25. Wyjdź za mnie

1.7K 80 58
                                    

W końcu przyszły upragnione i długo wyczekiwane wakacje. Częściej wychodziłam z naszą paczką, Cassie i Jake'iem, a także częściej spotykałam się z Lukasem. Dzięki braku szkoły już mniej chciałam umrzeć, ale nadal niepocieszająca była data ślubu Mary i Gary'ego, która zbliżała się bardzo szybko. Aż w końcu nadeszła.

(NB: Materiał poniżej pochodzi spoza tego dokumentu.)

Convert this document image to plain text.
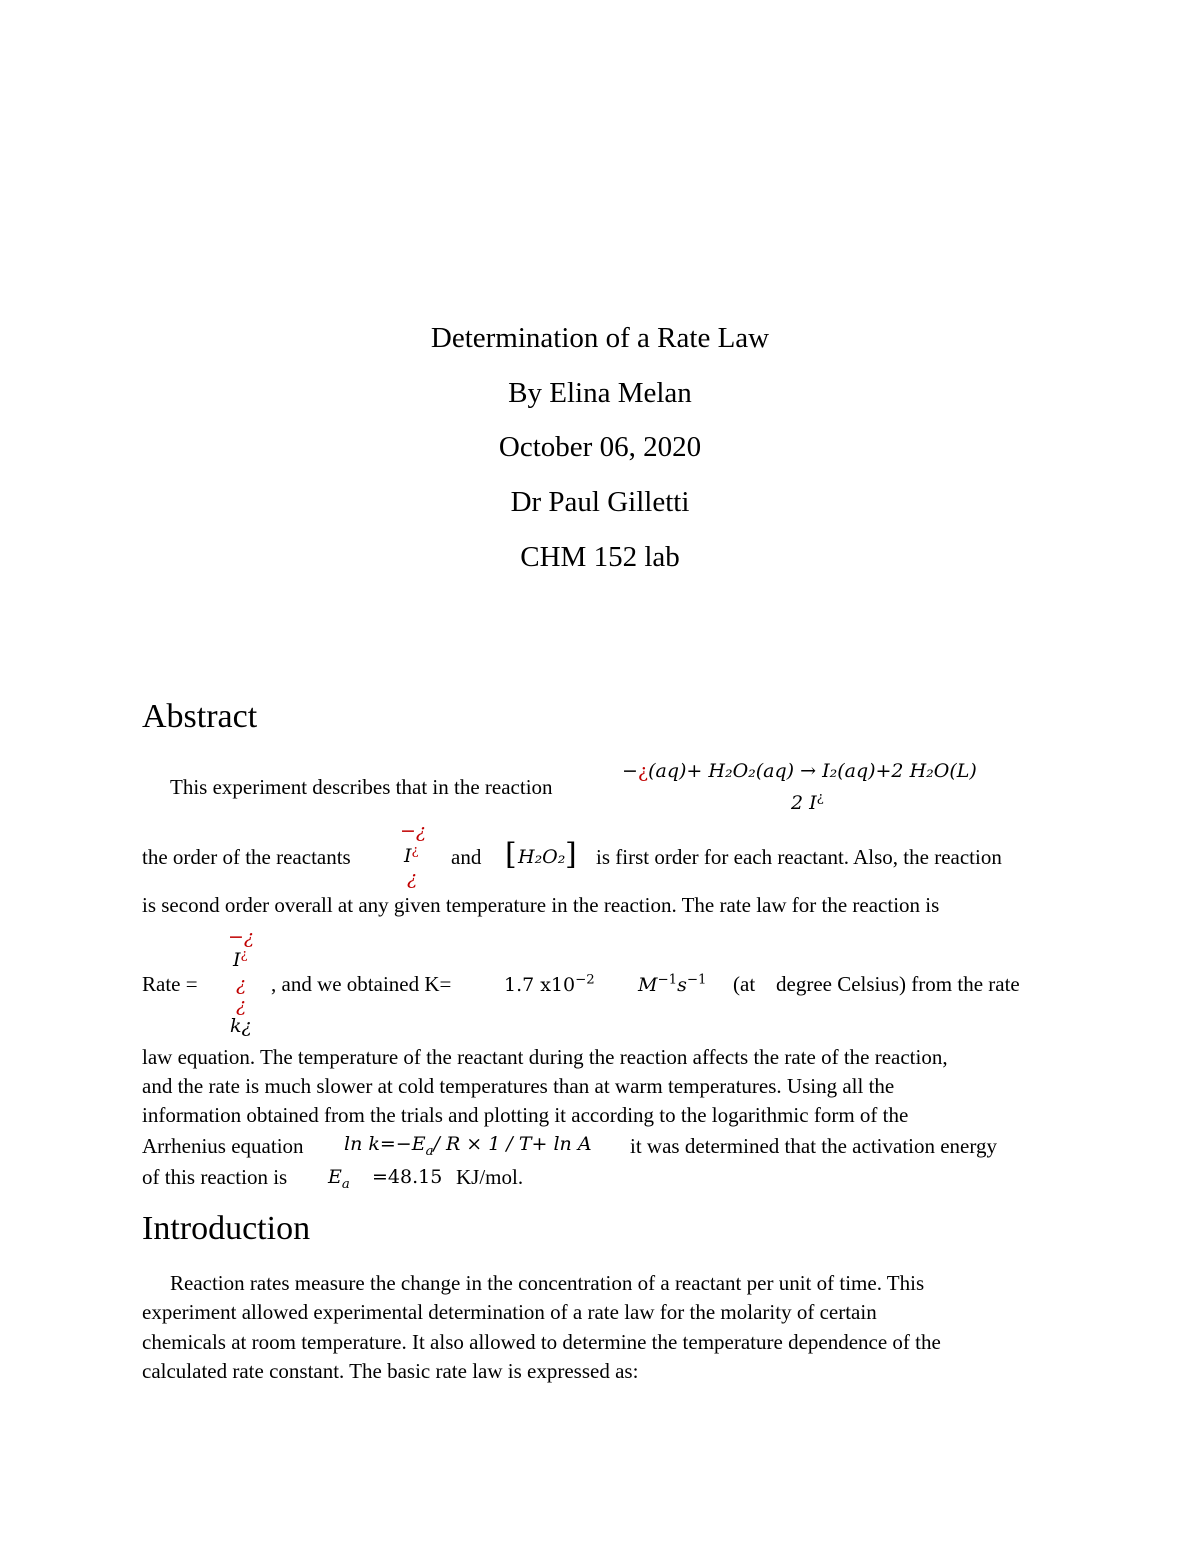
Determination of a Rate Law
By Elina Melan
October 06, 2020
Dr Paul Gilletti
CHM 152 lab
Abstract
This experiment describes that in the reaction
−¿(aq)+ H₂O₂(aq) → I₂(aq)+2 H₂O(L)
2 I¿
the order of the reactants
−¿
I¿
¿
and [ H₂O₂ ] is first order for each reactant. Also, the reaction
is second order overall at any given temperature in the reaction. The rate law for the reaction is
Rate =
−¿
I¿
¿
¿
k¿
, and we obtained K=	1.7 $x10^{-2}$ $M^{-1}s^{-1}$ (at degree Celsius) from the rate
law equation. The temperature of the reactant during the reaction affects the rate of the reaction,
and the rate is much slower at cold temperatures than at warm temperatures. Using all the
information obtained from the trials and plotting it according to the logarithmic form of the
Arrhenius equation $\ln k=-E_a∕$ R × 1 ∕ T+ ln A it was determined that the activation energy
of this reaction is $E_a =48.15$ KJ/mol.
Introduction
Reaction rates measure the change in the concentration of a reactant per unit of time. This
experiment allowed experimental determination of a rate law for the molarity of certain
chemicals at room temperature. It also allowed to determine the temperature dependence of the
calculated rate constant. The basic rate law is expressed as:
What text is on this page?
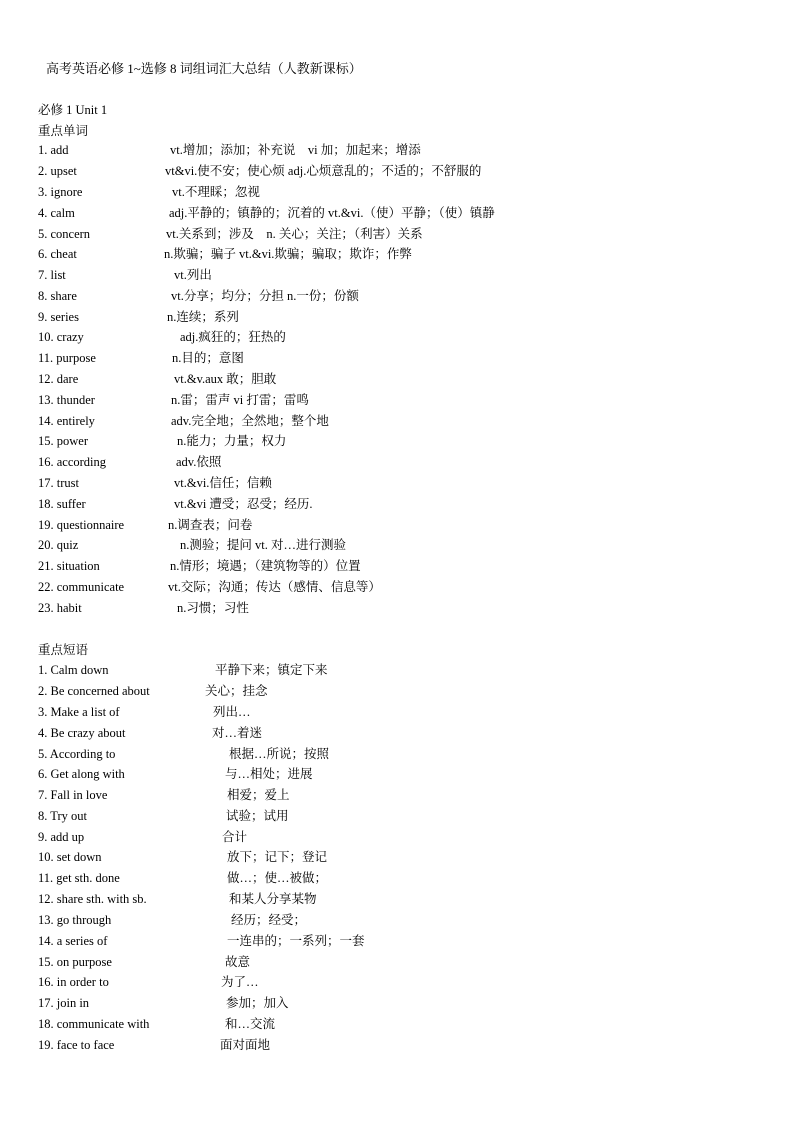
高考英语必修 1~选修 8 词组词汇大总结（人教新课标）
必修 1 Unit 1
重点单词
1. add	vt.增加；添加；补充说　vi 加；加起来；增添
2. upset	vt&vi.使不安；使心烦 adj.心烦意乱的；不适的；不舒服的
3. ignore	vt.不理睬；忽视
4. calm	adj.平静的；镇静的；沉着的 vt.&vi.（使）平静；（使）镇静
5. concern	vt.关系到；涉及　n. 关心；关注；（利害）关系
6. cheat	n.欺骗；骗子 vt.&vi.欺骗；骗取；欺诈；作弊
7. list	vt.列出
8. share	vt.分享；均分；分担 n.一份；份额
9. series	n.连续；系列
10. crazy	adj.疯狂的；狂热的
11. purpose	n.目的；意图
12. dare	vt.&v.aux 敢；胆敢
13. thunder	n.雷；雷声 vi 打雷；雷鸣
14. entirely	adv.完全地；全然地；整个地
15. power	n.能力；力量；权力
16. according	adv.依照
17. trust	vt.&vi.信任；信赖
18. suffer	vt.&vi 遭受；忍受；经历.
19. questionnaire	n.调查表；问卷
20. quiz	n.测验；提问 vt. 对…进行测验
21. situation	n.情形；境遇；（建筑物等的）位置
22. communicate	vt.交际；沟通；传达（感情、信息等）
23. habit	n.习惯；习性
重点短语
1. Calm down	平静下来；镇定下来
2. Be concerned about	关心；挂念
3. Make a list of	列出…
4. Be crazy about	对…着迷
5. According to	根据…所说；按照
6. Get along with	与…相处；进展
7. Fall in love	相爱；爱上
8. Try out	试验；试用
9. add up	合计
10. set down	放下；记下；登记
11. get sth. done	做…；使…被做；
12. share sth. with sb.	和某人分享某物
13. go through	经历；经受；
14. a series of	一连串的；一系列；一套
15. on purpose	故意
16. in order to	为了…
17. join in	参加；加入
18. communicate with	和…交流
19. face to face	面对面地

I już pomijając fakt przygotowań w moim domu, które przebiegały w cholernie rodzinnej atmosferze pełnej krzyków i wyzwisk, nie mogłam znieść innego faktu. Mianowicie gdy już przyjechałam na miejsce, oczywiście wcześniej, aby pomóc Mary w przygotowaniu siebie samej, zobaczyłam inną dziwkę, która pełniła taką samą rolę jak ja.

I to wcale nie chodziło o rolę dziwki.

– Kto to jest i co tu robi? – spytałam panny młodej, która zachichotała cicho na moją reakcję.

– Lily, moja przyjaciółka z Los Angeles.

– Czemu Lily, twoja przyjaciółka z Los Angeles, pojawia się dopiero w dniu ślubu? Dlaczego nie przyjechała wcześniej, żeby pomóc, tak jak robiłam to ja przez cały ten czas? – Wymachiwałam rękami tak bardzo, że zaraz wszystkie będziemy przeziębione przez ten wiatr. Ale byłam trochę wściekła.

– Była zajęta pracą, nie mogła sobie wziąć tyle wolnego. Nie denerwuj się Emms, przecież nic się nie stało – powiedziała.

Nie no, kurwa. Już myślałam, że się polubiłyśmy.

– Mogłaś mi chociaż wcześniej powiedzieć.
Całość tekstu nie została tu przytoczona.